Con grande malinconia si legge oggi che il sindaco di San Nicolò d'Arcidano si è messo sa berrita a tortu perché la Provincia di Oristano non ha messo il suo comune fra quelli del "Parco archeologico dei fenici". Il sindaco, Emaunele Cera, che è anche consigliere provinciale a Oristano, a sua giustificazione potrebbe produrre la sua qualità di oppositore al presidente della Provincia: si sa in politica, à la guerre comme à la guerre, tutto è consentito.
Anche lamentare, per contrastare l'avversario, una non riconosciuta fenicità di San Nicolò d'Arcidano per ripicche politiche e, anche, esibire un pedigree fenicio di tutto rispetto: "Quando attorno al 500 a.C. vi furono ondate di quel che restava dei “popoli del mare”, che ormai in via di trasformazione stavano per passare da pirati-conquistatori a coloni-mercanti, specialmente il golfo attuale di Oristano che protetto naturalmente consentendo il nascere di insediamenti più o meno stabili, favorì il sorgere di vere e proprie città quali Othoca, Osea, Tharros e Neapolis".
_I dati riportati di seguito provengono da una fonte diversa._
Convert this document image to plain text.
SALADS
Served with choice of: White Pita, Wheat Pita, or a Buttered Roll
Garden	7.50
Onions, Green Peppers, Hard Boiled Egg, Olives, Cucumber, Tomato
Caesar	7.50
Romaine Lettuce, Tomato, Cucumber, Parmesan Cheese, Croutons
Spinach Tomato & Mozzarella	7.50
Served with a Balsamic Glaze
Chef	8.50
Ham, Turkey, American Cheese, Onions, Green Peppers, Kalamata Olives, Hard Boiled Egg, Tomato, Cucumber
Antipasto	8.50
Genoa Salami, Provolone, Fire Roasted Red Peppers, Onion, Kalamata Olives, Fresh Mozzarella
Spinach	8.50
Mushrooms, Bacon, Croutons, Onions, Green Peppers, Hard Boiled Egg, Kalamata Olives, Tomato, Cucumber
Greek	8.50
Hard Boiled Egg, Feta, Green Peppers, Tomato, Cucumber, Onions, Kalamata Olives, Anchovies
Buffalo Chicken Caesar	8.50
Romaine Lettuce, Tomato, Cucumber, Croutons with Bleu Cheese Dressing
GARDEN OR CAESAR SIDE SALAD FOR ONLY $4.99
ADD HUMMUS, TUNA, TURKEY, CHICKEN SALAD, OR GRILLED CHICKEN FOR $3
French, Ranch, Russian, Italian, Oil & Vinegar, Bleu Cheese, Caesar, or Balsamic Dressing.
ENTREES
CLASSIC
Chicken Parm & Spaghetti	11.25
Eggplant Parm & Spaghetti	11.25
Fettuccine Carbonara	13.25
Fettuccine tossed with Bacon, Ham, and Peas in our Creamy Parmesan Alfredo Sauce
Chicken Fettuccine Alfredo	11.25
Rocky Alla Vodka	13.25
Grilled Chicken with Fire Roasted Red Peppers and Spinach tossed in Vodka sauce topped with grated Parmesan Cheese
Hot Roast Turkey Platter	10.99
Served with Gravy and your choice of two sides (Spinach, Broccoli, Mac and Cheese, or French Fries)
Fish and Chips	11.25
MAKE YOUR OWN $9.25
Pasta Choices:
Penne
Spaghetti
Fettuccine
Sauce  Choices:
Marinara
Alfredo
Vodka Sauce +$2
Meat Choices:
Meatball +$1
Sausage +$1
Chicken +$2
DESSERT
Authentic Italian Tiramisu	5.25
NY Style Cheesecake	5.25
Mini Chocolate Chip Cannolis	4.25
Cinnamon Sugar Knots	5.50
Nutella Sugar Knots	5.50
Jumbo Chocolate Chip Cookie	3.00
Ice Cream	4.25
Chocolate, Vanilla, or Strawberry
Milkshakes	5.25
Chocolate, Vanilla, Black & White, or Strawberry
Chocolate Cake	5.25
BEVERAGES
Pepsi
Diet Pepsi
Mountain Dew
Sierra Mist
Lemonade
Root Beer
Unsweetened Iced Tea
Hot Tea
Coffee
Continua il nostro (cito da un articolo di oggi di La Nuova): "Il suo territorio più di ogni altro risulta costellato di insediamenti fenico-punico. Sono talmente numerosi che è quasi difficile censirli tutti e possiamo peraltro elencare quelli che a nostro avviso sono tra i più importanti: “Coddu de Serra fogu”, “Erra Pumpusa”, “Serra Arena”, “Serra Prumu”, “Figuradas”, “Bau Iua”, “Fogoni”, “Linnaris”, “S’Arrideli”."
Tutti toponimi, come si vede, di sicura derivazione fenicia. E qui lo scherzo finisce e comincia una riflessione sui guasti che le feniciomania sta continuando a produrre, assortita al progetto di un parco archeologico foriero di chi sa quale improvviso benessere, tanto consistente da permettere la trasformazione del Golfo di Oristano in "Golfo dei fenici". Dei mercanti, ospitati forse a pagamento in alcune città sarde, come Tharros, sono stati trasformati in apportatori di una civiltà superiore da chi ha speso una vita di studi per dimostrare l'indimostrabile e questi studi vuol far fruttare. E' bastato loro far suonare un po' di monete davanti a chi per vocazione culturale è ben disposto all'autocolonialismo o a chi non riflette sufficientemente alle conseguenze di quel che fa, e il gioco è fatto.